Par ailleurs, quand on fait ce travail de retour vers le passé, il est très difficile de ne pas aller dans les extrêmes. On peut renier ses origines en en voulant à ses parents. Ces derniers ont fait ce qu’il ont pu avec leurs référentiels à eux et le bagage qu’ils ont eux-mêmes reçu de leurs parents.

Guérir pour transmettre

Quand j’ai commencé à guérir, vers fin 2022, ma thérapeute, m’avait dit que j’avais dorénavant un devoir de transmission de tout ce que j’ai appris. Ce devoir rimait avec le pouvoir de rompre avec la lignée de femmes de ma famille. Il sert à briser les schémas négatifs, les traditions ou les comportements qui ne nous servent plus.

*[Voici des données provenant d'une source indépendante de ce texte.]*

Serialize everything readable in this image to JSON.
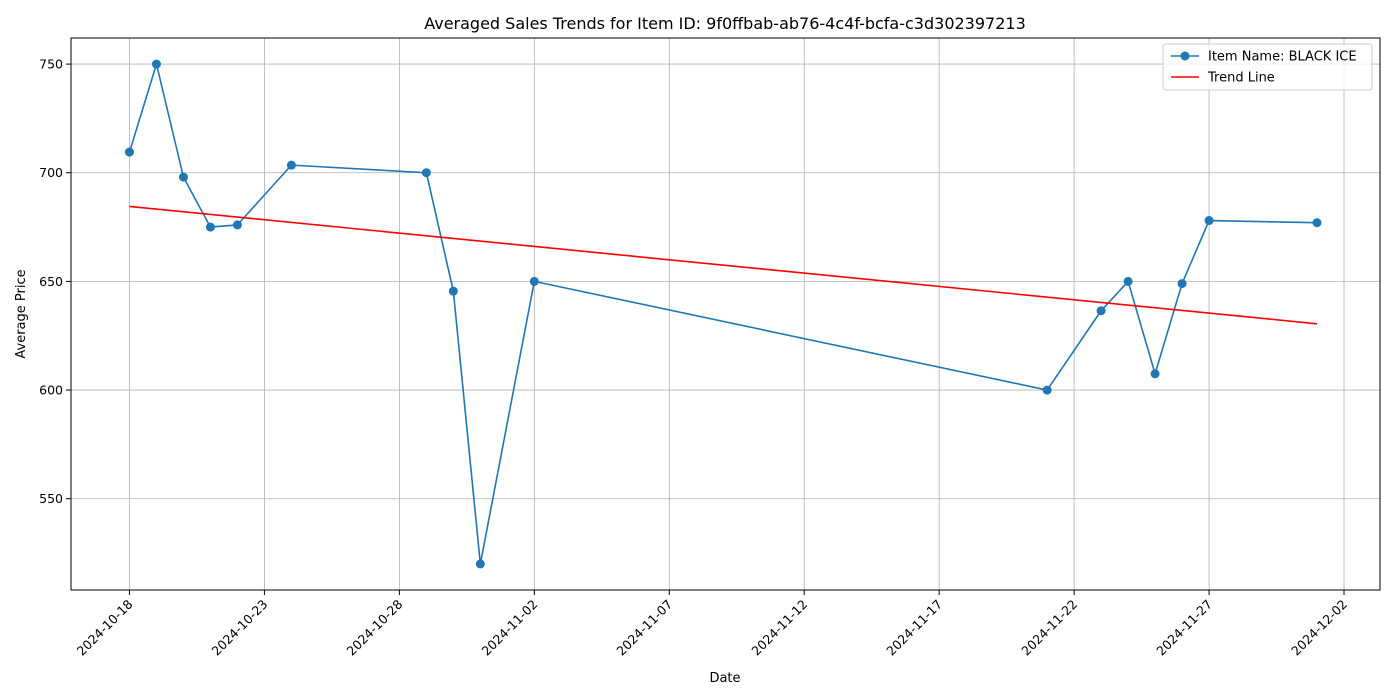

Je sais que tout le monde n’est pas prêt comme moi à faire une exploration personnelle aussi intense. Cependant, quand je vois comment ma vie a basculé de l’autre côté aujourd’hui, je vous assure que ça en vaut largement la peine.

Cette mission n’est pas si facile. Mais je veux la réussir car je veux terminer ma guérison. Je veux rompre définitivement mes chaînes à moi pour ne pas les transmettre plus tard à mes enfants qui eux n’ont rien demandé.

Faites votre introspection

Avant de clôturer cet épisode, peut-être que vous pouvez vous questionner sur ce qui vous alourdit aujourd’hui et ce que vous ne voulez pas transmettre aux futures générations.

Je vous invite également à compléter les questions du début en vous demandant :

Comment les événements vécus dans le passé ont façonné la personne que je suis aujourd’hui ?

Pour vous aider à répondre à cette question, n’hésitez pas à réfléchir par sphère. Cela englobe les relations, l’argent, les émotions, la vie professionnelle etc.

Une autre question pourrait être :

Comment ces événements ont-ils impacté le chemin de vie que j’ai choisi, mon métier, ce que je veux transmettre aux autres, etc. ?

Là vous allez pouvoir lier le passé, les souvenirs à ce que vous avez choisi comme métier.

Si d’ailleurs, vous êtes entrepreneur et que vous vous êtes questionné sur pourquoi vous faites ce que vous faites, le livre “commencer par le pourquoi” de l’écrivain Simon Sinek peut bien vous aiguiller dans cette démarche.

En travaillant sur son pourquoi, il est courant de faire des sauts vers le passé. Ca permet d’aller creuser dans des souvenirs et des rencontres qui nous ont marqués à jamais.